Vendredi dernier, le chef d’état-major des armées françaises déclarait que la Russie considérait désormais la France comme son principal rival sur le continent européen. En réaction à cette déclaration, Emmanuel Macron a pris la parole dimanche pour annoncer une intensification de l’ »effort de guerre », appelant les parlementaires à assumer pleinement leur rôle et leurs responsabilités dans ce contexte de tension accrue.
Lors de son adresse aux forces armées dimanche 13 juillet, Emmanuel Macron a revêtu son rôle de commandant en chef pour détailler ses intentions concernant le financement de ce qu’il qualifie d’« effort de guerre ». Il a notamment proposé de doubler le budget de la défense sur une période de dix ans, en le faisant passer de 32 milliards d’euros en 2017 à « 64 milliards d’euros en 2027 ».

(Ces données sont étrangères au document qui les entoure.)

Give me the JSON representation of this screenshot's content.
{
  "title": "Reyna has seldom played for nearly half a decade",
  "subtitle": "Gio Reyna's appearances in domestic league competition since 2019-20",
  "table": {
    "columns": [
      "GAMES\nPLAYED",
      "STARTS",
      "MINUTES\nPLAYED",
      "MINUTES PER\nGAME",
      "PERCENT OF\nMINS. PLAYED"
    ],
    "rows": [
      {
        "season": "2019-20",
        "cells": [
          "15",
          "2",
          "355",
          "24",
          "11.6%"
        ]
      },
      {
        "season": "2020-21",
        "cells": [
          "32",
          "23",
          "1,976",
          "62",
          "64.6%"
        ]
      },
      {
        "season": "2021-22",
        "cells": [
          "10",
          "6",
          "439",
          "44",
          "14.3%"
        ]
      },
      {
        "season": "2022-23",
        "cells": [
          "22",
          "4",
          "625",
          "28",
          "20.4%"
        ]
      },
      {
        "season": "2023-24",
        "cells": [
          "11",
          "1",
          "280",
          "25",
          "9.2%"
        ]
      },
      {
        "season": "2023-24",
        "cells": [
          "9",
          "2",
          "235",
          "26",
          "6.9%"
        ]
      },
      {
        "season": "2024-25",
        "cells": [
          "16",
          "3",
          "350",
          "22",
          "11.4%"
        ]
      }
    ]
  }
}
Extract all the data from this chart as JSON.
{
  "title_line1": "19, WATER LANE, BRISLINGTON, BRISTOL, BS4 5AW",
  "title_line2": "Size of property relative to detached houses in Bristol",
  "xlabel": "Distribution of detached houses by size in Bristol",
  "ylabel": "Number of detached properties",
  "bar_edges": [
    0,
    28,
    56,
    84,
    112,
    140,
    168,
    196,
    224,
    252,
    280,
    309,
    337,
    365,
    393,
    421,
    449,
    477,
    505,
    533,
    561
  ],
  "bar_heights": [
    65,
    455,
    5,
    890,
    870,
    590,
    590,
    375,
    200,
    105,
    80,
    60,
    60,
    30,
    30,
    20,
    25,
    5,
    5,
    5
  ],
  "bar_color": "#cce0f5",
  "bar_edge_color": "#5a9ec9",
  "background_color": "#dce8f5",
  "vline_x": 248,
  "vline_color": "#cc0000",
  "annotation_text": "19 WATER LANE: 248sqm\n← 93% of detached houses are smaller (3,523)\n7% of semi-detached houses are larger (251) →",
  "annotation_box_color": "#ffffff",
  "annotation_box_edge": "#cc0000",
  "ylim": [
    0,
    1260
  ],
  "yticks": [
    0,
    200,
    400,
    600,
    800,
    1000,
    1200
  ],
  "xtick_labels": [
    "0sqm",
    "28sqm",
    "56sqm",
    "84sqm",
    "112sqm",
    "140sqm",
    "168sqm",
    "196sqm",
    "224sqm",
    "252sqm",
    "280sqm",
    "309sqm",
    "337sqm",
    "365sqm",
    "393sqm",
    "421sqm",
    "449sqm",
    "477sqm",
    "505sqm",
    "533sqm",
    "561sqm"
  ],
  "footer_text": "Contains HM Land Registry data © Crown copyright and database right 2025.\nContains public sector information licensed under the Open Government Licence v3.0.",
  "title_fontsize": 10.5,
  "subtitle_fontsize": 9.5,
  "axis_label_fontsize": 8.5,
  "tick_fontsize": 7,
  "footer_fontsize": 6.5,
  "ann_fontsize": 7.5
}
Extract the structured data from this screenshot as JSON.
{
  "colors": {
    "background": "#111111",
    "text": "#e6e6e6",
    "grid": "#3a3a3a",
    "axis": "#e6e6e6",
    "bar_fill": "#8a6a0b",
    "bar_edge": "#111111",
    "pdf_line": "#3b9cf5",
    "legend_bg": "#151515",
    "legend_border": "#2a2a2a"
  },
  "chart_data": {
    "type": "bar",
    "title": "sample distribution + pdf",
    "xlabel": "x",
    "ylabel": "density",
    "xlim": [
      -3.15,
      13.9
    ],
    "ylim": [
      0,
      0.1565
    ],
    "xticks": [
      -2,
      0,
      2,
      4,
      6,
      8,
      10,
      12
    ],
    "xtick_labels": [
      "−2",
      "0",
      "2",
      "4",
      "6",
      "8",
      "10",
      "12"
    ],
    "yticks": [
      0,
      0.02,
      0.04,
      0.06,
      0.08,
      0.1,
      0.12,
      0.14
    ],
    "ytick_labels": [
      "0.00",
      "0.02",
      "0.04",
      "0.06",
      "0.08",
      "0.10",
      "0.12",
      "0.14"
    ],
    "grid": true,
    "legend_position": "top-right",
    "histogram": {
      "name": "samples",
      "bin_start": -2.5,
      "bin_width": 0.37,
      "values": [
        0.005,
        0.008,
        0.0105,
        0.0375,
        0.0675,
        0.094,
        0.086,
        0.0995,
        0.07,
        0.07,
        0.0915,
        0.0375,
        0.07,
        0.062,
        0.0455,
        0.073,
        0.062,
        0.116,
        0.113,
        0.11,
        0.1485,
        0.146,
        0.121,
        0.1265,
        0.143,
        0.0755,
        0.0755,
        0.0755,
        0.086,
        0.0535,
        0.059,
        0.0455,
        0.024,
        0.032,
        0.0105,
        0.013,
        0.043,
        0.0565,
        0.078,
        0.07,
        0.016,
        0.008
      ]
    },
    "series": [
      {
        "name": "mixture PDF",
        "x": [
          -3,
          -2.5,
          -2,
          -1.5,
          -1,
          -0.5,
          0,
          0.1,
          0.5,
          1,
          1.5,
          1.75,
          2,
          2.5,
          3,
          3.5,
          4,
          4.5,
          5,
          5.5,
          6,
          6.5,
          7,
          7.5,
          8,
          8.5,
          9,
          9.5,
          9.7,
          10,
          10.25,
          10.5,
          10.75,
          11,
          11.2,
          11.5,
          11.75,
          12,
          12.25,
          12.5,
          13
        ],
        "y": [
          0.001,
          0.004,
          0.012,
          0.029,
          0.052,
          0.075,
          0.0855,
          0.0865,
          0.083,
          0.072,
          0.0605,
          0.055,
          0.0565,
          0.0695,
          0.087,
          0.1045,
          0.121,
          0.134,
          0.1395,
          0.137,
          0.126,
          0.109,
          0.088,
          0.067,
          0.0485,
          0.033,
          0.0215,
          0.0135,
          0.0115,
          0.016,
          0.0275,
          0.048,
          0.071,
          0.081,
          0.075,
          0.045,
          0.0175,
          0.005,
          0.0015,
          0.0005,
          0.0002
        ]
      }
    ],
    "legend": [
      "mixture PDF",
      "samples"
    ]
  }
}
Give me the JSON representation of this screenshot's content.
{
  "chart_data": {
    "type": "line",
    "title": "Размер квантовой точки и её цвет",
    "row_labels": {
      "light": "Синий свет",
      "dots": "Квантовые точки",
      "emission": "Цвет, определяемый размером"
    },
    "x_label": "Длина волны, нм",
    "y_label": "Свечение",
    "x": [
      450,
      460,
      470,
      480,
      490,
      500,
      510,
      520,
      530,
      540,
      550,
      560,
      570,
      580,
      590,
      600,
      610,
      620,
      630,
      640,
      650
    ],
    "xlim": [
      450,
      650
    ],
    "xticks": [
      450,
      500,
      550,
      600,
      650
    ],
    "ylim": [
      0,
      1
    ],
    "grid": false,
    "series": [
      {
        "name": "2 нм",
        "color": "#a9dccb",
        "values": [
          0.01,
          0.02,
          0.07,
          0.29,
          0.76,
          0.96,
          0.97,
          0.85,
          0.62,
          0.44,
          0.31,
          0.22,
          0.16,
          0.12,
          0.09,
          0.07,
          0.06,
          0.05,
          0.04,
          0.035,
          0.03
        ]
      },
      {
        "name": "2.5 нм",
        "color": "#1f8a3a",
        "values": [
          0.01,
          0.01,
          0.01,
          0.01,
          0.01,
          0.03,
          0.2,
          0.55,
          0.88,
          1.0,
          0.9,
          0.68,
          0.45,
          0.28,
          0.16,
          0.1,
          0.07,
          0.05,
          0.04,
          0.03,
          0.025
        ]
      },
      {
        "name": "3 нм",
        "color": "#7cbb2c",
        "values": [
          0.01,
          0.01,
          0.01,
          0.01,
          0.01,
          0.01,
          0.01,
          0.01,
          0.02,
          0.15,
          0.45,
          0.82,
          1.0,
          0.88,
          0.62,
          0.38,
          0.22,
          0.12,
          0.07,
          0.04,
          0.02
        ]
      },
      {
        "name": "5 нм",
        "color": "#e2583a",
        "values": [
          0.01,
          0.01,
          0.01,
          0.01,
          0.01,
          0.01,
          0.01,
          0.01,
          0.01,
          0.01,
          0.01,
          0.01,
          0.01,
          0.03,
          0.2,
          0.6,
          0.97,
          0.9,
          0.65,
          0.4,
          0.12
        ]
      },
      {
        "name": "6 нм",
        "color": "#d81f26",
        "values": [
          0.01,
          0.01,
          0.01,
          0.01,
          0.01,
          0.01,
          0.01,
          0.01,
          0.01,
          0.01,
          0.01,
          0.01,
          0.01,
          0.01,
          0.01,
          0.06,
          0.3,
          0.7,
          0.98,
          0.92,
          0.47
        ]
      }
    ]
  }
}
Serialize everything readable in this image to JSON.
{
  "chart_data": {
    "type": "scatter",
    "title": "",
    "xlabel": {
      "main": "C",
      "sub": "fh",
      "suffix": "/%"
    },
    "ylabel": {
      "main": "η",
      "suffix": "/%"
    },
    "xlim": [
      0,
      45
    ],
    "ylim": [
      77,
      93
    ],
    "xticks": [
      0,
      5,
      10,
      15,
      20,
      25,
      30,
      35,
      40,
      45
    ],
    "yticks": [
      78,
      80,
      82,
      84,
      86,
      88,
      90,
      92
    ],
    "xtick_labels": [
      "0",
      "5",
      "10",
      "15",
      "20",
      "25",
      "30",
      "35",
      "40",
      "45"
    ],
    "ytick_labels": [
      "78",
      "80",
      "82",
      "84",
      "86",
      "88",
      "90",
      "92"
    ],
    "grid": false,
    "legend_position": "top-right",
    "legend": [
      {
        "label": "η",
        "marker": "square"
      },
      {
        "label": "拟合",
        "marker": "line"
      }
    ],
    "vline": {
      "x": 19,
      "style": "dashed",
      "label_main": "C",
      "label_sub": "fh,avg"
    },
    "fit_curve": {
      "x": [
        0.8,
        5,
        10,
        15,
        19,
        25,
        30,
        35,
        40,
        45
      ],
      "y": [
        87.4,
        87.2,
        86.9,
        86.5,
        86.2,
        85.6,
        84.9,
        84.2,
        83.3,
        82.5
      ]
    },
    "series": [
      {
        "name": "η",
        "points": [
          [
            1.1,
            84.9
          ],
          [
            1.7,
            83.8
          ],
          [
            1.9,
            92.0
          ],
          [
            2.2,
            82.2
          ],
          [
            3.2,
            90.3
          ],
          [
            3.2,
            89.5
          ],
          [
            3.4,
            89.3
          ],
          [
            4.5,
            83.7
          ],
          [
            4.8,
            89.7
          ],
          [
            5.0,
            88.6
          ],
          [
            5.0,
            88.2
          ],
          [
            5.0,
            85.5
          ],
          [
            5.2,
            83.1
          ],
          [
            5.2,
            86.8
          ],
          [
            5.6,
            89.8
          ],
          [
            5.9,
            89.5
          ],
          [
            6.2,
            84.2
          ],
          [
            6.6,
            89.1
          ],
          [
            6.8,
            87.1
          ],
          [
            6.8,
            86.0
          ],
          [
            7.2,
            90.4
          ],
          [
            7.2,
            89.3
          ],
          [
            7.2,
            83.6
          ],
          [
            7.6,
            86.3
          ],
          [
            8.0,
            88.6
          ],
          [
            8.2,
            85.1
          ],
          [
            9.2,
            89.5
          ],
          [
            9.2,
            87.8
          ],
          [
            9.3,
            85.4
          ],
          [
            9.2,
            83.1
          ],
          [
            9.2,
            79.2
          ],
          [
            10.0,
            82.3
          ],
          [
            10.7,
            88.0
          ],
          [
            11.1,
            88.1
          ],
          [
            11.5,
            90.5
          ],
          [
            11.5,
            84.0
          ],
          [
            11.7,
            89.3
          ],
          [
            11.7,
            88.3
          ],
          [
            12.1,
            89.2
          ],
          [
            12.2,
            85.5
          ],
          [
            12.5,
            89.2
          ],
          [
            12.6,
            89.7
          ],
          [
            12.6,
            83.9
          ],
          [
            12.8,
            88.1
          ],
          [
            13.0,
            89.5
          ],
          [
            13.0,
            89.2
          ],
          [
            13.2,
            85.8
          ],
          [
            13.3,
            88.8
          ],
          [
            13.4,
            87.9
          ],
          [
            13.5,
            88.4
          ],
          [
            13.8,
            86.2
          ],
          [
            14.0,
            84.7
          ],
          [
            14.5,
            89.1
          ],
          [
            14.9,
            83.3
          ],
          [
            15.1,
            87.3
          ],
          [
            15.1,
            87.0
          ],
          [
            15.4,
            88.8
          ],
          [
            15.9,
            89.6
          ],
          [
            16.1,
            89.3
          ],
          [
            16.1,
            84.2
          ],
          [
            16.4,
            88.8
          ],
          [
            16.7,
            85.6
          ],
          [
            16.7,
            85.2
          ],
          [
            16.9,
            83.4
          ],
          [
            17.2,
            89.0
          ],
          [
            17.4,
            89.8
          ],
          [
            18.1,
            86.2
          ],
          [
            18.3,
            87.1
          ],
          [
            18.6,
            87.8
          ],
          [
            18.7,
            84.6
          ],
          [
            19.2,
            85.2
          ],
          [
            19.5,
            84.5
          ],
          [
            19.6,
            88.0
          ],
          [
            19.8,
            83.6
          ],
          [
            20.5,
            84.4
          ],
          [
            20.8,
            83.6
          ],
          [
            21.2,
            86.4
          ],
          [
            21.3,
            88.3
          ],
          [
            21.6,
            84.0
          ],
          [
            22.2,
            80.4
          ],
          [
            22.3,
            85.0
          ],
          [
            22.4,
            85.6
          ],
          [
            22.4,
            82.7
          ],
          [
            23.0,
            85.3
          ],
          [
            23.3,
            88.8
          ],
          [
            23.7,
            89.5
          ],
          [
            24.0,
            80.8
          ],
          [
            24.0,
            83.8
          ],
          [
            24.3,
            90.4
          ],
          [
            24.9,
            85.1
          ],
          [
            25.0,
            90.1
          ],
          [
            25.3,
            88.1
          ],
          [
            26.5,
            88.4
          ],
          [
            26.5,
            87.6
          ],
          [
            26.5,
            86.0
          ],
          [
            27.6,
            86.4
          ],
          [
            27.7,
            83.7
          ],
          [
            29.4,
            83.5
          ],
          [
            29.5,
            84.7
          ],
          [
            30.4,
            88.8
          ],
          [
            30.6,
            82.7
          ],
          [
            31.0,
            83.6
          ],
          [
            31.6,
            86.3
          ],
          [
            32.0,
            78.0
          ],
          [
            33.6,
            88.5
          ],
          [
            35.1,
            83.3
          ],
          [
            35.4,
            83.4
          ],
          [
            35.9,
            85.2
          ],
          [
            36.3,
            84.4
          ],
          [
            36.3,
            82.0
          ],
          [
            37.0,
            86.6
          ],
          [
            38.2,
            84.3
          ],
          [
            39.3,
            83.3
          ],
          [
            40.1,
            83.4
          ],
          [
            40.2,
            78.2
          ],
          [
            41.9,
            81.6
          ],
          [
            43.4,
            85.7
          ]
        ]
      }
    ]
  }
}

Pour éviter tout coup de théâtre, la présidence avait soigneusement préparé le terrain auprès des médias dans les jours précédant ce discours. Le général Thierry Burkhard, chef d’état-major des armées, avait lui-même amorcé cette anticipation dès le vendredi 11 juillet, en rappelant que Moscou considérait ouvertement la France comme « son principal adversaire en Europe ». De son côté, Sébastien Lecornu, ministre des Armées, s’était exprimé dans La Tribune Dimanche, quelques heures avant l’allocution solennelle et grave prononcée par Emmanuel Macron depuis les jardins de l’hôtel de Brienne.
Les nouveaux champs de bataille
Si la « menace russe existentielle » figure en tête des raisons invoquées par le chef des Armées pour justifier ce renforcement financier conséquent, il n’en est pas la seule motivation. Emmanuel Macron évoque également les formes inédites de conflits qui se multiplient et auxquelles la France doit désormais faire face : il mentionne notamment l’intelligence artificielle, l’emploi accru des drones, ainsi que l’émergence de nouveaux terrains d’affrontement dans l’espace extra-atmosphérique, le cyberespace ou encore les profondeurs sous-marines.
Le président de la République n’hésite pas à emprunter un vocabulaire guerrier afin d’entretenir une certaine crainte : « Pour conserver notre liberté dans ce monde, il faut inspirer la crainte. Pour inspirer la crainte, il faut être puissants », déclare-t-il. Il poursuit en assénant : « Chacun doit être à son poste de combat » et « à l’heure des prédateurs, personne ne peut rester immobile ».
Cette posture permet à Emmanuel Macron de renouer avec son image de chef de guerre sur la scène nationale tout en s’affirmant à l’international comme un leader de premier plan pour l’Europe. Cependant, en dépit de contraintes budgétaires évidentes, rien n’est encore acquis politiquement, car c’est le Parlement qui devra entériner ces dépenses supplémentaires. Sans majorité absolue, le camp macroniste devra donc déployer des efforts pour rallier des soutiens.
Une ouverture au consensus à l’Assemblée nationale
Il reste incertain que la défense constitue un de ces rares dossiers susceptibles de mobiliser un large consensus à l’Assemblée nationale. Néanmoins, cette question peut fédérer autour d’elle une majorité capable d’approuver des crédits additionnels, avec des soutiens allant du Parti Socialiste au Rassemblement National. C’est dans cette optique qu’Emmanuel Macron a lancé un appel ferme et direct à la responsabilité des parlementaires.
Il faudra cependant persévérer dans la démarche de persuasion, en sachant d’avance que cela semble peine perdue auprès des élus d’extrême gauche. Dès le dimanche soir, La France Insoumise, par la voix d’Éric Coquerel, président de la commission des finances, condamnait le discours « extrêmement belliciste » du président et dénonçait « une course à l’armement au détriment de la lutte contre le changement climatique ».